Let me just say that I like grammar when it is nicely done. I'm particular about the subjunctive (if she were, not if she was) and various other archaisms. Parsing a sentence, and seeing exactly how the words have their own place and yet work together, has the same excitement for me as a medical student might feel watching the dissection of the muscles of the arm. But how did I learn grammar? Truthfully, not in elementary school or middle school "Language Arts," no matter how many times we were tested on it. None of that stuck. No, I learned in high school, when I took Latin. Suddenly I had to know all the verb tenses, and the difference between an indirect object (the dative case) and the direct object (the accusative case.) And when I knew Latin well I suddenly looked back at English and understood everything I had forgotten so many times. And it seemed easy.

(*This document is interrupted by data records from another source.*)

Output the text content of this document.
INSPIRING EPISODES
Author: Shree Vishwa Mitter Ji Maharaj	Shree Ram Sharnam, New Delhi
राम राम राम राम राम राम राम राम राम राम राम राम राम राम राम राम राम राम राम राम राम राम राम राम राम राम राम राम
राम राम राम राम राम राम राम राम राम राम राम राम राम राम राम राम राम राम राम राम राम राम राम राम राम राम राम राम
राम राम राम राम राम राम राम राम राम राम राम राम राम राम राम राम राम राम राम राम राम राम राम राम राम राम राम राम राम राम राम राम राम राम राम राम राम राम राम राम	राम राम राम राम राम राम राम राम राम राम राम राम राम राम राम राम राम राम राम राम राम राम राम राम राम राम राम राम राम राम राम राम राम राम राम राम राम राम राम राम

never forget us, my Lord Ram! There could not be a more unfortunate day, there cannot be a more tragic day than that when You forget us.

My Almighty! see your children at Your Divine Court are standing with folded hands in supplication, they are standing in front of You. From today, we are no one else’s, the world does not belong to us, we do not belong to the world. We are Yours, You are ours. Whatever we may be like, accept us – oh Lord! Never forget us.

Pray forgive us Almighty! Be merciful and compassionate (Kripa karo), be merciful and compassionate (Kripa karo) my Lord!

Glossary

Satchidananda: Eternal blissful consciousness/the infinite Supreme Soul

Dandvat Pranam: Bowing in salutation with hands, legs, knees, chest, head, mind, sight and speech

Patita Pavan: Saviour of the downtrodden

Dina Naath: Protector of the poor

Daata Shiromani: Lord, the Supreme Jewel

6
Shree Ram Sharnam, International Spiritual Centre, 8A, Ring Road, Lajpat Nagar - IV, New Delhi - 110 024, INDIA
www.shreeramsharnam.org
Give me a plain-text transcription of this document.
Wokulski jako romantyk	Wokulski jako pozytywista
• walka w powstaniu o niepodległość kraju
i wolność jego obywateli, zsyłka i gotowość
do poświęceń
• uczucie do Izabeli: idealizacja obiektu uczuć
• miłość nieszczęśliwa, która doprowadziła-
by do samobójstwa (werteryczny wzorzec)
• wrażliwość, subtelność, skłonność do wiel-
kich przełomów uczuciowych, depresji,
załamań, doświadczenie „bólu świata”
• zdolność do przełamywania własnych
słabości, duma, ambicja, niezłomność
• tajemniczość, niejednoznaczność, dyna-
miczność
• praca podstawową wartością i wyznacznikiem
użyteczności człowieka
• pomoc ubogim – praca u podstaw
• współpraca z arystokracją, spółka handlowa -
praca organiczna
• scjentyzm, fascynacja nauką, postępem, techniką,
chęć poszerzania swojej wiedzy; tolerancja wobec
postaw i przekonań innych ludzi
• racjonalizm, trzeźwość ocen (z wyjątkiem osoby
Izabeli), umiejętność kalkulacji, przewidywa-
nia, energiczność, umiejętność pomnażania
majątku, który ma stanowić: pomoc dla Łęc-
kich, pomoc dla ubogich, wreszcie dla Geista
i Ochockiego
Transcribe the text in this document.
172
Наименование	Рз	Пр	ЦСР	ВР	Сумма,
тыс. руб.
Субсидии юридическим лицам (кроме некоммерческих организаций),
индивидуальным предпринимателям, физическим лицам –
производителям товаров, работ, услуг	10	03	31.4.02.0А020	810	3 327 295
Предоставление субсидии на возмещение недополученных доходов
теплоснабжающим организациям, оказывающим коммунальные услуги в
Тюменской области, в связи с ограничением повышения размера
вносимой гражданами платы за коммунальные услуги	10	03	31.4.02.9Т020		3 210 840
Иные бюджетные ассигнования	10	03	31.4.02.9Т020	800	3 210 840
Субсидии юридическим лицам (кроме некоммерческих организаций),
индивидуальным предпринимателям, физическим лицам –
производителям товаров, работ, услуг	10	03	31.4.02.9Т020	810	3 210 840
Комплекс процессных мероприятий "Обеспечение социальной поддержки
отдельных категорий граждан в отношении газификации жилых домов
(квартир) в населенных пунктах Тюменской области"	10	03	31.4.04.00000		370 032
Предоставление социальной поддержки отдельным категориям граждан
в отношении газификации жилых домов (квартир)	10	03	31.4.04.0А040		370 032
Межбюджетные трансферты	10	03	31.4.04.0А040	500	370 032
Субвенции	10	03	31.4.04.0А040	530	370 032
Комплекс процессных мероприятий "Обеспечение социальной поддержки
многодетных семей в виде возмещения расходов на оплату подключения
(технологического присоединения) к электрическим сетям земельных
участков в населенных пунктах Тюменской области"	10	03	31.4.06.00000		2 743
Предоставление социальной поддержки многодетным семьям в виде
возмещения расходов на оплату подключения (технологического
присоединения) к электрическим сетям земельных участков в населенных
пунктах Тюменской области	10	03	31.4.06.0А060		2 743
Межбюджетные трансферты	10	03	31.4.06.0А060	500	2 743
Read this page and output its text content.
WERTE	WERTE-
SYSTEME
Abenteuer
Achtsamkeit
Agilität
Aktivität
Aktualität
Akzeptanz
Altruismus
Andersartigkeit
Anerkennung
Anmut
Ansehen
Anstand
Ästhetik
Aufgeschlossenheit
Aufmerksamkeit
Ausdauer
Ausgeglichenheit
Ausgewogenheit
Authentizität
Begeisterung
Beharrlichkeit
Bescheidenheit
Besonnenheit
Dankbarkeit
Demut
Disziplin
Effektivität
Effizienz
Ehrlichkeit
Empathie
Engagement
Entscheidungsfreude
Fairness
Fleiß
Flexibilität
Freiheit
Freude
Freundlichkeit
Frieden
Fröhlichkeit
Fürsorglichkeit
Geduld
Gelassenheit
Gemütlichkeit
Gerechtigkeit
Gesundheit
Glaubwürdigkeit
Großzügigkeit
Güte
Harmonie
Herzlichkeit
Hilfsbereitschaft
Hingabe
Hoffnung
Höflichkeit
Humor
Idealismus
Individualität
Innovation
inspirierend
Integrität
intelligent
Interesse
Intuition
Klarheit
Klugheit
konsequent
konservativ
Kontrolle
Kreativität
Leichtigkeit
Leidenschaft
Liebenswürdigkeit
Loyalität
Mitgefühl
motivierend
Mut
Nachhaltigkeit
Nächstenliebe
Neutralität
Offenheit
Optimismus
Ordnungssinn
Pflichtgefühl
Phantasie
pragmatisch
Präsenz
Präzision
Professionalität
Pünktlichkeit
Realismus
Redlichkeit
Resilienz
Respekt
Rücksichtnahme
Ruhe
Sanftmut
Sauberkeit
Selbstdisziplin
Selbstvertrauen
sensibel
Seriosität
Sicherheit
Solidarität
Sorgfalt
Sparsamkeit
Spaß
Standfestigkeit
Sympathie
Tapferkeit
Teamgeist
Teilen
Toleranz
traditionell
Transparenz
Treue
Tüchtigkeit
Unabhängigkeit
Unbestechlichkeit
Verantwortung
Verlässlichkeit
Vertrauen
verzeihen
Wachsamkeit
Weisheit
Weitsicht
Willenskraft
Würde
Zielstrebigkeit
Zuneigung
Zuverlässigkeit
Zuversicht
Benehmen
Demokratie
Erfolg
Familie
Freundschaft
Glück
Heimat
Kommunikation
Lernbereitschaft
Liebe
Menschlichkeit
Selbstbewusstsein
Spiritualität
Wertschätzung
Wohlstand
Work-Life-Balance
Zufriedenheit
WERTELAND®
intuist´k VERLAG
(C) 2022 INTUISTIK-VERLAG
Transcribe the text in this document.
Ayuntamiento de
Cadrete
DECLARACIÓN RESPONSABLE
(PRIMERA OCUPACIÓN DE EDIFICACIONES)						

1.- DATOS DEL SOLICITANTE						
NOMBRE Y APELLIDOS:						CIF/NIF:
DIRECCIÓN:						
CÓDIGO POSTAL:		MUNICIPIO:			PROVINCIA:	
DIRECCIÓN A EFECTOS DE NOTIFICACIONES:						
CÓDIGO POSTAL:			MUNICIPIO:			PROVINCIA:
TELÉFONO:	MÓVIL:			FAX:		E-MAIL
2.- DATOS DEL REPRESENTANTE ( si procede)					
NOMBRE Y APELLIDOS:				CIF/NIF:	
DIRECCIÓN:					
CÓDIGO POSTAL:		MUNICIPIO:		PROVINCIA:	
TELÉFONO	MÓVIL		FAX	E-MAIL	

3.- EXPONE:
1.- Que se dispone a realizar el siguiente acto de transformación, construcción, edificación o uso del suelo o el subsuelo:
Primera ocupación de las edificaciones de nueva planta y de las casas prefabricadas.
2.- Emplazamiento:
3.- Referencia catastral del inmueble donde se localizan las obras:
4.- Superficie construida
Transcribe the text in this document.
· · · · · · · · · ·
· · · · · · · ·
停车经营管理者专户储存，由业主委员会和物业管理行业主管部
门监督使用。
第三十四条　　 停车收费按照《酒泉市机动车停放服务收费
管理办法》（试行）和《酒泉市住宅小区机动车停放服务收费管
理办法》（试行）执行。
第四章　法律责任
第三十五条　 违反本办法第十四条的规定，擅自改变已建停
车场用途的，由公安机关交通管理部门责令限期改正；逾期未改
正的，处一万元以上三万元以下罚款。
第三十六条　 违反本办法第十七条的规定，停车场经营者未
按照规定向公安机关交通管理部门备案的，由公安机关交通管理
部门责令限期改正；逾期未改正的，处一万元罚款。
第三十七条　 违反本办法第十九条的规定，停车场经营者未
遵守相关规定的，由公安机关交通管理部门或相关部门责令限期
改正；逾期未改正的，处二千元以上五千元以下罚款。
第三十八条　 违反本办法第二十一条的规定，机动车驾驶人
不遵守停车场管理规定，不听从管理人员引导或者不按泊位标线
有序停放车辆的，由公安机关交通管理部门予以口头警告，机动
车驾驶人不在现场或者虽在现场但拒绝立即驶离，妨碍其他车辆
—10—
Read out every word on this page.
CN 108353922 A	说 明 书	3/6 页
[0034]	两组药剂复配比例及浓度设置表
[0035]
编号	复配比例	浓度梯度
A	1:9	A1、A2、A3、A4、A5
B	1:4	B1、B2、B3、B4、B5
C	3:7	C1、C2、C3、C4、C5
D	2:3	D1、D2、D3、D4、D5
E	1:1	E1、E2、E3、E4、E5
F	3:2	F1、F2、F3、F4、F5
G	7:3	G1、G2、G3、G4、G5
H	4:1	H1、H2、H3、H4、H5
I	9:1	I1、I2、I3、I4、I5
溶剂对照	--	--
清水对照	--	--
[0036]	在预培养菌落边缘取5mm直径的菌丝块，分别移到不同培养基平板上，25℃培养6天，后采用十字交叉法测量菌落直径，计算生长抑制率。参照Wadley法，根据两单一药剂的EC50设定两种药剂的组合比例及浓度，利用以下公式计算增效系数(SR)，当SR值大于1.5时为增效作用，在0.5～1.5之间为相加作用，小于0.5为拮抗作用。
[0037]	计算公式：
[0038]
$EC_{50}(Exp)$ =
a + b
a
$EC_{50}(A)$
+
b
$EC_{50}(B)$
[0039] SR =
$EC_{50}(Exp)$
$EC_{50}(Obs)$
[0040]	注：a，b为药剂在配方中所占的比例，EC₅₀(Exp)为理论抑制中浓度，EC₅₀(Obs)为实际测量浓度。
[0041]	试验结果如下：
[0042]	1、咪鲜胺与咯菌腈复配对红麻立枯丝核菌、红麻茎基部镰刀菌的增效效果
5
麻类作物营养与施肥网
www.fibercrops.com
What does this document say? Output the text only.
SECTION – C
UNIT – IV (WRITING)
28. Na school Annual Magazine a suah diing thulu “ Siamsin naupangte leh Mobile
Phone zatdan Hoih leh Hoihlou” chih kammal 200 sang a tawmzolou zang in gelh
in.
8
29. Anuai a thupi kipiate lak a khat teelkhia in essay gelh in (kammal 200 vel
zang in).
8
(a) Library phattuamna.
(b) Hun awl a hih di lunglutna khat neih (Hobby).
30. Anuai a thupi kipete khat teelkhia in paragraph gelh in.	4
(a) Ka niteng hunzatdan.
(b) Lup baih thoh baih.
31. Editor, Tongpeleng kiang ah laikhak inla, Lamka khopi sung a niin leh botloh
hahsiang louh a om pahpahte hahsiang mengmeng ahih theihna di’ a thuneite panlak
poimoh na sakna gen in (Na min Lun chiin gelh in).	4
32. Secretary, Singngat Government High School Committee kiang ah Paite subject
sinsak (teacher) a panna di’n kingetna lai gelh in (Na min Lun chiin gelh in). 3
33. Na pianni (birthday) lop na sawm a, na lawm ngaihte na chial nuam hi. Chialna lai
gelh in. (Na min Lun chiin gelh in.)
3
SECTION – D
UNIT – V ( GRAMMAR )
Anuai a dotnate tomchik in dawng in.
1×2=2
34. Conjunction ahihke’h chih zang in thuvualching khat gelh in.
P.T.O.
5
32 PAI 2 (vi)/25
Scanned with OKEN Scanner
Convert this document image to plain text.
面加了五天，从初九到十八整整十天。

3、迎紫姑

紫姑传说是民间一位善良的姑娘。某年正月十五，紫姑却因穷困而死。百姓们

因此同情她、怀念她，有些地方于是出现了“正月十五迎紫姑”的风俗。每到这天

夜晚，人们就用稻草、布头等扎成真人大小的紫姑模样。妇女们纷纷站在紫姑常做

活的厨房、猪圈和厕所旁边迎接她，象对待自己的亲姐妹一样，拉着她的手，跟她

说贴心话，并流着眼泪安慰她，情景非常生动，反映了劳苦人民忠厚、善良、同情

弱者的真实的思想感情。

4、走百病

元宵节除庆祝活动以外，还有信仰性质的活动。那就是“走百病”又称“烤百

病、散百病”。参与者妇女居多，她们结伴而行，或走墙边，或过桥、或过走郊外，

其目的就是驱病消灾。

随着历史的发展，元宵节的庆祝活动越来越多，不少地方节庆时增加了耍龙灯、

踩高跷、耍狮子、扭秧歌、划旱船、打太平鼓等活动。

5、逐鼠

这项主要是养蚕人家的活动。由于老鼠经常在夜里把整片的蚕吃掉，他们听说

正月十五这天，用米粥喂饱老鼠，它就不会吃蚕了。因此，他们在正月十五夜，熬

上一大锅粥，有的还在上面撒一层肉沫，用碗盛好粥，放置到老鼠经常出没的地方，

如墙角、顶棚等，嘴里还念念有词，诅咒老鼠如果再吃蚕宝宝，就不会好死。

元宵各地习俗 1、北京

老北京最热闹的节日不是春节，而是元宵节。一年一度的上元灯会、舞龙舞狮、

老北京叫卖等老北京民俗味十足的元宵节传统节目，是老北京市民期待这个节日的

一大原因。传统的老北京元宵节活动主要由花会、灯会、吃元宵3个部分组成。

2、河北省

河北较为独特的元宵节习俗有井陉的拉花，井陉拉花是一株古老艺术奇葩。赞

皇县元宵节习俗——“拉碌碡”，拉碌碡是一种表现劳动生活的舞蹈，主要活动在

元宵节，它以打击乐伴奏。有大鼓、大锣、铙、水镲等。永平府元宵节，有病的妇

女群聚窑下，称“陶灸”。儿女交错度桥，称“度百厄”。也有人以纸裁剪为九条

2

Some things have changed for the better in school, but English grammar instruction has not. I can say this because my son's school uses the popular "Shurley Method" to teach it. Shurley uses jingles to teach everything and yes, that does make it easier to remember. And Shurley does make sentence structure easier, although after the poor sentence has been parsed it's an obsessive-compulsive's nightmare of PPV, HV, SN, PPA and a dozen other labels. But I think when you have an English grammar system that requires students to memorize all 49 prepositions and 23 helping verbs the lunatics have taken over the asylum.
No one ever learned English by memorizing prepositions.
No one ever learned any language by memorizing prepositions.
Having to memorize prepositions is like having to memorize road signs. You see a road sign, you know what it is. No one is supposed to run around with a catalog of all possible road signs in their head, and if they did it wouldn't help much. The brain just doesn't work that way.
Did I also mention that this particular test required him know the prepositions in alphabetical order as well?
I just hope that somehow my son, and all the other Shurley kids, survive this instruction and come to realize that the English language was not specifically invented as an instrument of torture designed to ruin an 11 year old's weekend.
If not, I guess I can always enroll him in Latin.